Artinya, kepolisian menemukan adanya unsur pidana dalam kasus tersebut. Hal ini seperti disampaikan oleh Kepala Sie Humas Polres Metro Jakarta Selatan, Ajun Komisaris Polisi Nurma Dewi kepada wartawan.
“Sudah masuk (dari tingkat penyelidikan) ke penyidikan,” AKP Nurma, Senin (5/12).
Nurma menyebut penyidik sudah memeriksa beberapa saksi dan melakukan ekspose atau gelar perkara.

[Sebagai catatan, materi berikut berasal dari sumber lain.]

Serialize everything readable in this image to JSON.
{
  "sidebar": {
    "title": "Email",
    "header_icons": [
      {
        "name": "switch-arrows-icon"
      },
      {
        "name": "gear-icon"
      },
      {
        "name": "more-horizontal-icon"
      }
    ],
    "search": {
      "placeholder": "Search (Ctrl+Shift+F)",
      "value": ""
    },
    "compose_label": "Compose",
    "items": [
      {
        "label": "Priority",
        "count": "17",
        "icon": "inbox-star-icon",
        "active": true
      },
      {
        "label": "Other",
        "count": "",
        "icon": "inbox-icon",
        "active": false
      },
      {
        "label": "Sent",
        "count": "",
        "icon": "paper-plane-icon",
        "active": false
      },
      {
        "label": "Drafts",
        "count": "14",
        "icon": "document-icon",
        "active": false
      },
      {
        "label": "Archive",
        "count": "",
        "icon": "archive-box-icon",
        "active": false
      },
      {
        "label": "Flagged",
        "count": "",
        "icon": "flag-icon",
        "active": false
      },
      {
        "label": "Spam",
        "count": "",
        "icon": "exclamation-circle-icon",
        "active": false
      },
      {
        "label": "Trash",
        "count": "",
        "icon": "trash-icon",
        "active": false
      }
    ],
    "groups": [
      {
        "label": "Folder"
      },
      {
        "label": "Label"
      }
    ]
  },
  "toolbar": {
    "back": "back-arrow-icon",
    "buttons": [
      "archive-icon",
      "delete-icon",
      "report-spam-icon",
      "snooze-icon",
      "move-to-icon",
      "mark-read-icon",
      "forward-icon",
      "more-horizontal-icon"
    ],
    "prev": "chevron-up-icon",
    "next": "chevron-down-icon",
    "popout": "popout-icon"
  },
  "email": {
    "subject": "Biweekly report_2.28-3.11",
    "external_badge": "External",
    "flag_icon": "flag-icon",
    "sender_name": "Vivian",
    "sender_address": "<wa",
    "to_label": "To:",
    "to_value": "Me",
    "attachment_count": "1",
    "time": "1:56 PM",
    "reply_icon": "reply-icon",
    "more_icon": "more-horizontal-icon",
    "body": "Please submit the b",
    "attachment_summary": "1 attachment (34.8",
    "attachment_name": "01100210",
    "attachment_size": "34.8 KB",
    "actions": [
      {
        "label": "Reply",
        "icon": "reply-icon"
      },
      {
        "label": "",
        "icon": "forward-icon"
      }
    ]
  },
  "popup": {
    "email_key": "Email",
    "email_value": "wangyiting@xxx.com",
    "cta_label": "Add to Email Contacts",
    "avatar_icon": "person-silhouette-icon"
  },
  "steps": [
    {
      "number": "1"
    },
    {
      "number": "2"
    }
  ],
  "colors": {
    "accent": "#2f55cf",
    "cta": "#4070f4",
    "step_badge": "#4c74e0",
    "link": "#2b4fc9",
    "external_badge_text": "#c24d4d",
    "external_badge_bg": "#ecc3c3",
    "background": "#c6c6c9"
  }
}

Dari ekspose tersebut dihasilkan adanya unsur pidana dalam kasus tersebut.
“Kalau sudah naik sidik berarti kan sudah bisa dilakukan penyidikan,” ucapnya.
Kasus ini dilaporkan oleh Sahabat Polisi Indonesia (SPI) pada Senin, 3 Oktober 2022 sore ke Polres Metro Jaksel.
“Kami melaporkan karena ada prank dan pembodohan masyarakat sehingga kami harus bertindak,” kata Direktur Bidang Sosial dan Budaya Sahabat Polisi Indonesia Tengku Zanzabella di Polres Metro Jakarta Selatan, Senin 3 Oktober 2022.
Tengku mengatakan, konten laporan palsu tersebut juga dianggap melecehkan institusi Polri dan tidak memberikan manfaat bagi masyarakat.
“Sehingga kami harus bertindak untuk membersihkan nama institusi Polri,” kata dia.
Sementara kuasa hukum Sahabat Polisi Indonesia, Eko menyebutkan, Baim dan Paula Verhoeven melanggar pasal 220. Adapun isi pasal tersebut yakni pengaduan suatu tindak pidana padahal mengetahui tindakan itu tidak dilakukan.
“Ini jadi pembelajaran kita semua jangan main-main dengan persoalan hukum, apalagi ini di kantor polisi,” kata Eko.